Basic Theorems Regarding Nowhere Dense Sets in a Topological Space
Basic Theorems Regarding Nowhere Dense Sets in a Topological Space
Recall from the Dense and Nowhere Dense Sets in a Topological Space page that if $(X, \tau)$ is a topological space then a set $A \subseteq X$ is said to be nowhere dense if:
(1)\begin{align} \quad \mathrm{int}(\bar{A}) = \emptyset \end{align}
We will now look at some basic theorems regarding nowhere dense sets in topological spaces.
Theorem 1: Let $(X, \tau)$ be a topological space and let $A$ be a nowhere dense subset of $X$. If $B \subseteq A$ then $B$ is nowhere dense in $X$. |
- Proof: Suppose that $A$ is nowhere dense in $X$. Then $\mathrm{int} (\bar{A}) = \emptyset$.
- Let $B \subseteq A$ and suppose that $\mathrm{int} (\bar{B}) \neq \emptyset$. Then let $x \in \mathrm{int}(\bar{B})$.
- Since $B \subseteq A$ we have that $\bar{B} \subseteq \bar{A}$ by the one of the theorems on the Basic Theorems Regarding the Closure of Sets in a Topological Space.
- But since $\bar{B} \subseteq \bar{A}$, we have that $\mathrm{int}(\bar{B}) \subseteq \mathrm{int} (\bar{A})$ by one of the theorems on the Basic Theorems Regarding the Interior Points of Sets in a Topological Space page.
- So $x \in \mathrm{int}(\bar{A})$ which contradicts $A$ being nowhere dense in $X$.

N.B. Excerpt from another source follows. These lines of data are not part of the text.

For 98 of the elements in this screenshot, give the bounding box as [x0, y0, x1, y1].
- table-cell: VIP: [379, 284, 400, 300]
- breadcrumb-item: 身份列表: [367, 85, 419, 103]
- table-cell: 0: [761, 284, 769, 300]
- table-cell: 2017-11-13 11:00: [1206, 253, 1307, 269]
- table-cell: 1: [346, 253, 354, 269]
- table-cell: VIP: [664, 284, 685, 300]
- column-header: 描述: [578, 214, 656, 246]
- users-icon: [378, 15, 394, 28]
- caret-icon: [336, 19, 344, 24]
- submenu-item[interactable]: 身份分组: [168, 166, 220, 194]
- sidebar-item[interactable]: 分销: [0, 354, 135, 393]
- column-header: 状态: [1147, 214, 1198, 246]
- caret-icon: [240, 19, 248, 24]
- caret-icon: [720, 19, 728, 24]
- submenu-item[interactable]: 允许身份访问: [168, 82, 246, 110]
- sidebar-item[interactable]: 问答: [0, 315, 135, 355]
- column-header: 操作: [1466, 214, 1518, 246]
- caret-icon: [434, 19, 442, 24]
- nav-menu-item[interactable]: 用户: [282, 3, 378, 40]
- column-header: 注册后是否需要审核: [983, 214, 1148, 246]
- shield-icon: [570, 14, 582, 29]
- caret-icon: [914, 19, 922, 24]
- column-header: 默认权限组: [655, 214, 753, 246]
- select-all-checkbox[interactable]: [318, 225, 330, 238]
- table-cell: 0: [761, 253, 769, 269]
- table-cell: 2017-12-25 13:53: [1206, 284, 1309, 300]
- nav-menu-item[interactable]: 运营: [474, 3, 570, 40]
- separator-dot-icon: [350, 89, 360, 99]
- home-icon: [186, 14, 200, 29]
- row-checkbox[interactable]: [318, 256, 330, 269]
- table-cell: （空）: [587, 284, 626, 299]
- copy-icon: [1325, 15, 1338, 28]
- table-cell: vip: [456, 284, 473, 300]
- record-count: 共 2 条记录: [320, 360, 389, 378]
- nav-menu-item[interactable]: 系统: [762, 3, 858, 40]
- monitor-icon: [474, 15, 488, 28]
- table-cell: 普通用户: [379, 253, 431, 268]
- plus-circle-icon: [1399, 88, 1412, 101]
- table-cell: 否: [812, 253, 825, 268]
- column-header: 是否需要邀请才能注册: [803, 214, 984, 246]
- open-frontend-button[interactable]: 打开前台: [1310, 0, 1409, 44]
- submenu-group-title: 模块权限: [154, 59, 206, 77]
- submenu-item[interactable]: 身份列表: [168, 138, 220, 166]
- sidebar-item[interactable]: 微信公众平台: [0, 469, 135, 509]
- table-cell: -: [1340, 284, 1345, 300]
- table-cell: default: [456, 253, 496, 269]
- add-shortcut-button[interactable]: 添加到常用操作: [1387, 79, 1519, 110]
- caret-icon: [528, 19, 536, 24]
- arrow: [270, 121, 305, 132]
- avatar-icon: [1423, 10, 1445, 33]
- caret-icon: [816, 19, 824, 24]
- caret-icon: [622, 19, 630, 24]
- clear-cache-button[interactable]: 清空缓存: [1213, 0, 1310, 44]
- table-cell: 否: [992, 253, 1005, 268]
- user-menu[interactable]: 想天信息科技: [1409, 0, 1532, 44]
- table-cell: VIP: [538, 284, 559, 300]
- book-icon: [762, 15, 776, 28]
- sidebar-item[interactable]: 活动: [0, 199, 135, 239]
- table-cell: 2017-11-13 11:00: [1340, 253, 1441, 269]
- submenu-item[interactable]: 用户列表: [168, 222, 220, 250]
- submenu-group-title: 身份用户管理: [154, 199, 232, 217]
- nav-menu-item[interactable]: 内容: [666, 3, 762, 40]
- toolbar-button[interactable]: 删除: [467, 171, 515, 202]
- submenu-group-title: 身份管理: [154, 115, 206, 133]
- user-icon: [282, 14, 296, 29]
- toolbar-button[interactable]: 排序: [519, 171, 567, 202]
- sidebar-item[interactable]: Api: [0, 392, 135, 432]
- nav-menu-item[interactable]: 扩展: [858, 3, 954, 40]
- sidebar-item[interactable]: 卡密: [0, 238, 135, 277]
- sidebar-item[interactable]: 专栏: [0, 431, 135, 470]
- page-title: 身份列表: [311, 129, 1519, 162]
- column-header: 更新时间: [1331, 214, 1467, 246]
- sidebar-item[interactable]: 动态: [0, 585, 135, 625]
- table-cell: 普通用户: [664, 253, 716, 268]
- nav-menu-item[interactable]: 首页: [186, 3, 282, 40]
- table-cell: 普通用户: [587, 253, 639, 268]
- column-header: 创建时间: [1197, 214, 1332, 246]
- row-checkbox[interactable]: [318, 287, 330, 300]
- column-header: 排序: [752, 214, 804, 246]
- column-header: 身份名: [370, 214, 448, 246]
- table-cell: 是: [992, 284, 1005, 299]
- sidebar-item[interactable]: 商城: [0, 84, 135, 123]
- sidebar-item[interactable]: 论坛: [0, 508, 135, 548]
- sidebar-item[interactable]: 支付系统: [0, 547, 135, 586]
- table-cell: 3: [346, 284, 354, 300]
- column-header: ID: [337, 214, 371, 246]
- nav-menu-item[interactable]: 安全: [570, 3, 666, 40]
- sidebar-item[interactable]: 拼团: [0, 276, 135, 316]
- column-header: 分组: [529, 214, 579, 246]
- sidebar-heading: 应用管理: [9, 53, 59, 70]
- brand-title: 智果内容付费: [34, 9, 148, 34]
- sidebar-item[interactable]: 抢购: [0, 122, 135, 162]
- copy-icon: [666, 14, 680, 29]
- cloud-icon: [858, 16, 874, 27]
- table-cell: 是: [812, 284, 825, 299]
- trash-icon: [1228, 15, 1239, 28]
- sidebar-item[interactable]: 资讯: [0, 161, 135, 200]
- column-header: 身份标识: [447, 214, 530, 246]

- Thus $\mathrm{int} (\bar{B}) = \emptyset$, i.e., $B \subseteq A$ is also a nowhere dense set in $X$. $\blacksquare$
Theorem 2: Let $(X, \tau)$ be a topological space and let $A$ be a nowhere dense subset of $X$. Then $\bar{A}$ is nowhere dense in $X$. |
- Let $A$ be a nowhere dense subset of $X$. Then $\mathrm{int} (\bar{A}) = \emptyset$. But $\bar{\bar{A}} = \bar{A}$, so $\mathrm{int} (\bar{\bar{A}}) = \emptyset$ which shows that $\bar{A}$ is nowhere dense in $X$. $\blacksquare$
Theorem 3: Let $(X, \tau)$ be a topological space and let $\{ A_1, A_2, ..., A_n \}$ be a finite collection of nowhere dense subsets of $X$. Then $\displaystyle{A = \bigcup_{i=1}^{n} A_i}$ is nowhere dense in $X$. |
- Proof: Suppose that $\{ A_1, A_2, ..., A_n \}$ is a finite collection on nowhere dense subsets of $X$. Then $\mathrm{int}(\bar{A_i}) = \emptyset$ for all $i \in \{1, 2, ..., n \}$.
- Suppose that $\displaystyle{A = \bigcup_{i=1}^{n} A_i}$ is not nowhere dense in $X$. Then:
\begin{align} \quad \mathrm{int} \left( \overline{\bigcup_{i=1}^{n} A_i} \right ) \neq \emptyset \\ \end{align}
- But:
\begin{align} \quad \emptyset \neq \mathrm{int} \left ( \overline{\bigcup_{i=1}^{n} A_i} \right) = \mathrm{int} \left ( \bigcup_{i=1}^{n} \bar{A_i} \right ) \subseteq \bigcup_{i=1}^{n} \mathrm{int} (\bar{A_i}) \end{align}
- But $\mathrm{int} (\bar{A_i}) = \emptyset$ for all $i \in \{1, 2, ..., n \}$, so the inclusion above is a contradiction.
- Hence if $\{A_1, A_2, ..., A_n \}$ is a finite collection of nowhere dense subsets of $X$, then $\displaystyle{\mathrm{int}(\bar{A_i}) = \emptyset}$.